Conventional mechanical testing in accordance with ASTM standards typically requires large specimen volumes having homogeneous properties and microstructures throughout that volume in order to obtain meaningful quantitative results. But these test geometries are unfeasible for volume-limited materials such as shallow ion irradiated layers or hazardous specimens that are difficult to handle in large quantities, such as radioactive materials. On the other hand, in situ TEM nanomechanical testing utilizes specimens with sub-micron-sized dimensions and the enitre tested volume can be located within a shallow near-surface layer. Hence, in situ TEM nanomechanical testing may offer a transformative method to evaluate the mechanical properties of irradiated and nuclear materials. In situ TEM mechanical testing also offers the distinct advantage of enabling concurrent TEM-resolution imaging/video with quantitative mechanical testing, enabling one to directly link fundamental plastic phenomena to mechanical performance.
We demonstrate in situ TEM mechanical testing on ion irradiated Fe-9Cr oxide dispersion strengthened (ODS) alloy or Cu-10Ta. We investigate four test geometries: micropillar compression, indentation, cantilever, and 4-point bend tests. Compression tests are found to be subject to a size effect if pillars have a minimum dimension <100 nm, owing to the high stress needed to nucleate dislocations that can subsequently induce plastic deformation.
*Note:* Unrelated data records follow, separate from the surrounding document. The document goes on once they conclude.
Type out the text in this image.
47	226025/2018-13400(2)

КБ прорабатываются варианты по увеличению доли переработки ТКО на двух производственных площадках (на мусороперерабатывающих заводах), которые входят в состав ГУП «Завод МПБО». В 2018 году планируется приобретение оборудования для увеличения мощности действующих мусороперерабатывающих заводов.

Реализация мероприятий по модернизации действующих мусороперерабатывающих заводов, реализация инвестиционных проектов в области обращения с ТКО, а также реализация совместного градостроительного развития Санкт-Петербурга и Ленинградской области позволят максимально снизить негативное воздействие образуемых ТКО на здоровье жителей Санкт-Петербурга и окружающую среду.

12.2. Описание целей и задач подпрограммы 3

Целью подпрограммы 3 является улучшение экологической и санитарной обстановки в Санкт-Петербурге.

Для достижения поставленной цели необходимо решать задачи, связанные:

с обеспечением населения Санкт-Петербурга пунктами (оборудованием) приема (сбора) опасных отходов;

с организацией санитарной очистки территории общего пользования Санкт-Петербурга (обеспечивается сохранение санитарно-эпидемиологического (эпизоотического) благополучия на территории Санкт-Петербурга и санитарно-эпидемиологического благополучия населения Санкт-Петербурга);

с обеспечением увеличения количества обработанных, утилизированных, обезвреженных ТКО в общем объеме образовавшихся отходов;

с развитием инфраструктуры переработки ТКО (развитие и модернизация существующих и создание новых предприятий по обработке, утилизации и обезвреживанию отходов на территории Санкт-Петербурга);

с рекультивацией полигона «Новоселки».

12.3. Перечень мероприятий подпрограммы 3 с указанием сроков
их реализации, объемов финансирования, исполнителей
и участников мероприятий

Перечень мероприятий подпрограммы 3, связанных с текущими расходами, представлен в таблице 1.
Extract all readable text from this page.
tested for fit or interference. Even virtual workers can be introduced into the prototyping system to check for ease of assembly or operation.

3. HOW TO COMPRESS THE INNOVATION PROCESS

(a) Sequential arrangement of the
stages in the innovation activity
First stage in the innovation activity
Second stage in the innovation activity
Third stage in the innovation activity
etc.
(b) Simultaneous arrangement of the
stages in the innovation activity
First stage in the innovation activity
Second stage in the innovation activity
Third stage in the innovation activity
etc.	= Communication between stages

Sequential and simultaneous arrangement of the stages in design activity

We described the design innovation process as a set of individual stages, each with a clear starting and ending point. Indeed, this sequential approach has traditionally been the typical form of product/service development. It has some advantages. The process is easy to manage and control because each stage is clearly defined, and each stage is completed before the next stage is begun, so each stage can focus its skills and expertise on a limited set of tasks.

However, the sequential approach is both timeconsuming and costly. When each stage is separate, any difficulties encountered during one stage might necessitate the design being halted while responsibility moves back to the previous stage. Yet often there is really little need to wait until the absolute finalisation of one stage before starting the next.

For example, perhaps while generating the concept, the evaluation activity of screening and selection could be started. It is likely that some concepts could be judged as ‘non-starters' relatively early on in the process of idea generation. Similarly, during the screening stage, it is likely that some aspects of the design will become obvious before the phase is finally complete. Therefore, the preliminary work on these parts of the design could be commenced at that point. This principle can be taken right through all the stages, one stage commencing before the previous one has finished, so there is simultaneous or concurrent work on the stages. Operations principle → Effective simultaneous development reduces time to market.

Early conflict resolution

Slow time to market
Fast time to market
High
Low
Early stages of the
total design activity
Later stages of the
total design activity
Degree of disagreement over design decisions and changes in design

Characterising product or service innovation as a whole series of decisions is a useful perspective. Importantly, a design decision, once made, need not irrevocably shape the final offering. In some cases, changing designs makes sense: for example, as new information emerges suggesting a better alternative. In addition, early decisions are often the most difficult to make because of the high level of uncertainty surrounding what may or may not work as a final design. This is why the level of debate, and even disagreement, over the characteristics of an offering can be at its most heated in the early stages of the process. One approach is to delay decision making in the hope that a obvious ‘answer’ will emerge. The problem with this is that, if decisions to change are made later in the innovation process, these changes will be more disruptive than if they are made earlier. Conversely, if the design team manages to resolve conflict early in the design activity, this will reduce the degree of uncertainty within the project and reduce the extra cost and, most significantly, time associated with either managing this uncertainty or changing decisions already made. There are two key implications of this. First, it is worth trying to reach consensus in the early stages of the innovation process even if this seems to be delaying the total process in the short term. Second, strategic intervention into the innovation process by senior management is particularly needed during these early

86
But above this size threshold, TEM in situ compression tests accurately measure yield stress values for both the irradiated and unirradiated specimens. Elastic modulus values can also be analyzed to fall in agreement with expected values. Indentation tests enable one to discern relative strengths of microstructural barriers to dislocation plasticity. Cantilever tests can meaningfully measure flow stress. Finally, 4-point bend geometries enable us to estimate fracture toughness.
Dr. Janelle Wharry is an assistant professor in the School of Nuclear Engineering at Purdue University. Previously, she held an appointment as assistant professor of Materials Science & Engineering at Boise State University (2013-2016). Dr. Wharry is an expert on microstructure, materials characterization, and micromechanics of irradiated metals and alloys. She has pioneered the use of transmission electron microscopy in situ mechanical testing for irradiated alloys. In addition, Dr. Wharry received the DOE contract to code-qualify structural alloys produced by powder metallurgy and hot isostatic pressing for irradiation-facing components in nuclear power plants. She has mentored 9 graduate and more than 30 undergraduate researchers. She has published more than 35 peer-reviewed journal articles and conference papers. Dr. Wharry is an affiliate faculty of the Center for Advanced Energy Studies in Idaho Falls, Idaho. She received her Ph.D. from the University of Michigan in 2012.